La llamada de 38 minutos que podría cambiar una de las acusaciones del caso Agostina Vega
Tras cuatro horas de declaración indagatoria, la defensa de Osvaldo Fassetta rompió el silencio sobre la comunicación clave con el principal sospechoso.


La investigación por el femicidio de Agostina Vega entró en una fase de definiciones críticas tras las recientes declaraciones indagatorias en los tribunales de Córdoba. Mientras la fiscalía intenta reconstruir las horas finales de la adolescente, el testimonio de Osvaldo Fassetta, imputado por encubrimiento agravado, se convirtió en el nuevo epicentro del debate judicial.

Durante una extensa jornada de cuatro horas, Fassetta respondió preguntas sin "titubear", buscando desmontar la sospecha principal: una misteriosa comunicación telefónica de casi 40 minutos con Claudio Barrelier, el principal sospechoso del crimen.
La estrategia de la defensa, liderada por Eduardo Allende, se centra en una línea de tiempo que busca despegar a Fassetta de la escena del crimen. Según el letrado, su cliente estuvo atendiendo un kiosco hasta las 5.30 de la madrugada del domingo, hecho que aseguran está acreditado.
La sospecha de la fiscalía recae sobre una llamada de 38 minutos entre Fassetta y Barrelier ocurrida esa misma mañana. La defensa sostiene que Fassetta ofició de "puente" debido a que la madre de Agostina y Barrelier se habían bloqueado mutuamente en WhatsApp tras una discusión.

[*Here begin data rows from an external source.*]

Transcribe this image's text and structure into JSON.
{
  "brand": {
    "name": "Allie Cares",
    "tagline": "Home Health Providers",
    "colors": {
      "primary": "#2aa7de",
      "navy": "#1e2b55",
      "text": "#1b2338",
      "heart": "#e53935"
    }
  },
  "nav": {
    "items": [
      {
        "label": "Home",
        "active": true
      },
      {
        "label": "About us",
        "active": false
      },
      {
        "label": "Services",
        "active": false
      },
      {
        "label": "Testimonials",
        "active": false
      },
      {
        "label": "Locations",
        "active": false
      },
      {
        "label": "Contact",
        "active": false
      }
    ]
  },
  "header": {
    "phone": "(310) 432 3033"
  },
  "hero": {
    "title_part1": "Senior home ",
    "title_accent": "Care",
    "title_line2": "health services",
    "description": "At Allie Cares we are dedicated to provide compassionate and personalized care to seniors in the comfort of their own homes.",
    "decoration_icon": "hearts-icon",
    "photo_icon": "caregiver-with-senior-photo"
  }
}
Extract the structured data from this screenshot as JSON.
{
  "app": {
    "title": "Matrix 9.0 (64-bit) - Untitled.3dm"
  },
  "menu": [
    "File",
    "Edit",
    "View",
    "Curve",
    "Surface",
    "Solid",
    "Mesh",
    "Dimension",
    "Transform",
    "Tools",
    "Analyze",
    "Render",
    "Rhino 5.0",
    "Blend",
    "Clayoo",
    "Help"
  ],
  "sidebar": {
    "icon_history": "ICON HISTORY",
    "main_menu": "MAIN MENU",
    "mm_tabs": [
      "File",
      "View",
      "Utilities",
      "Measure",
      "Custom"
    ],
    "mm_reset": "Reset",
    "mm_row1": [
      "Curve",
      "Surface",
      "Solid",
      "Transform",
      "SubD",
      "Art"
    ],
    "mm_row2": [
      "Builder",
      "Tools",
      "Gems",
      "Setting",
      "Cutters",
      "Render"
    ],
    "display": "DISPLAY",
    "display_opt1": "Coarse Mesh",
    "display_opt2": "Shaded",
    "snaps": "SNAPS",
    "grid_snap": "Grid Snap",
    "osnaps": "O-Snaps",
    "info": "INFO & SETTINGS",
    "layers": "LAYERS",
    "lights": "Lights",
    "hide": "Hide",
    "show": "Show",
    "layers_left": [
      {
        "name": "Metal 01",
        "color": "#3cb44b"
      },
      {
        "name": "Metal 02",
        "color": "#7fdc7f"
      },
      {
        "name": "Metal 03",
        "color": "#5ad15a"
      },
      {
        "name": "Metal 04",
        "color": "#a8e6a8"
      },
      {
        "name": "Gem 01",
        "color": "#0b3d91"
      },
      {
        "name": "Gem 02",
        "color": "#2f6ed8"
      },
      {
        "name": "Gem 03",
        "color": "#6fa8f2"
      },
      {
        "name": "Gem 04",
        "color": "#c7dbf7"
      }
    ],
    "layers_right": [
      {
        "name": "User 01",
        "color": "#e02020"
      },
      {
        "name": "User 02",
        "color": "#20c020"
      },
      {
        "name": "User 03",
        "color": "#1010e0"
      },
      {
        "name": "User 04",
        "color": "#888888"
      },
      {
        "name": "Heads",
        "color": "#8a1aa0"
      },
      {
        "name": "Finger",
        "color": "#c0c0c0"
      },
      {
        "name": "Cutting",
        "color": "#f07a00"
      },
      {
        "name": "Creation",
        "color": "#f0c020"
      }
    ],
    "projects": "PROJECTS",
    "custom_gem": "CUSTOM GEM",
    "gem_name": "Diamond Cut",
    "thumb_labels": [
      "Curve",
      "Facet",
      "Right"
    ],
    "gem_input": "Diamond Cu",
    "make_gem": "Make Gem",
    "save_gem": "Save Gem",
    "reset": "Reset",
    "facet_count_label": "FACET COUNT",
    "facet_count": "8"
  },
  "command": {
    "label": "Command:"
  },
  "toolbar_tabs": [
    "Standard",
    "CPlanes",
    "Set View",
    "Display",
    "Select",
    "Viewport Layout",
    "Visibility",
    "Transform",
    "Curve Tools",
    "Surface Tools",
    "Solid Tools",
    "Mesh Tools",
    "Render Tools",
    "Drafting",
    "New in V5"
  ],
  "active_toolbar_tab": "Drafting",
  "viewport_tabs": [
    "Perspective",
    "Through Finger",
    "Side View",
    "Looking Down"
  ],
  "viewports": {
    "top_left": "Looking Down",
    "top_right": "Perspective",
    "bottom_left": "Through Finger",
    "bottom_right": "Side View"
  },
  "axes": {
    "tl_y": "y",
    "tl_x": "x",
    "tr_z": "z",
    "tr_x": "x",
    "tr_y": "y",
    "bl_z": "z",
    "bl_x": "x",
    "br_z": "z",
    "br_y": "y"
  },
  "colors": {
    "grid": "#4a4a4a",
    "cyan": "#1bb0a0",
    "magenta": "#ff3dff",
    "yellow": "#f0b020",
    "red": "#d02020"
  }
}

"Oficia Fassetta de intermediario en una comunicación entre Barrelier y la mamá de Agostina, por eso la comunicación se hace tan larga", explicó Allende a A24.
Uno de los puntos más oscuros del caso fue la versión de un supuesto "auto rojo" que habría secuestrado a Agostina. De acuerdo a las fuentes, Barrelier utilizó un trauma previo de la joven para instalar una pista falsa que todo el entorno creyó inicialmente.
Sin embargo, el relato comenzó a resquebrajarse el domingo por la tarde. El testimonio de un chofer de Uber llamado Ariel fue el detonante: al describir a la persona que había recibido a Agostina en la vivienda, Fassetta habría sido quien alertó a la madre. "Por la ubicación de las calles y la descripción, es Barrelier al que están describiendo", habría señalado el imputado en aquel momento, instando a la mujer a ampliar la denuncia.

A pesar de estos descargos, Fassetta continúa detenido bajo la figura de encubrimiento agravado. Para su abogado, la persistencia de la acusación responde a una presión política externa más que a pruebas sólidas. La defensa sostiene que, ante la demora de 80 horas en activar la Alerta Sofía, la justicia cordobesa busca mostrar resultados rápidos.
"Tienen que hacer un efecto purga. Lo metemos en cana a Fassetta y ya está", disparó Allende, sugiriendo que su cliente es utilizado para calmar el malestar social. Mientras tanto, la atención también se desplaza hacia Marianela, otra residente de la casa, cuya detención se produjo bajo la premisa de que es imposible que no hubiera escuchado nada debido a la acústica y dimensiones del lugar. El caso, lejos de cerrarse, sigue sumando interrogantes sobre quiénes supieron la verdad y prefirieron callar.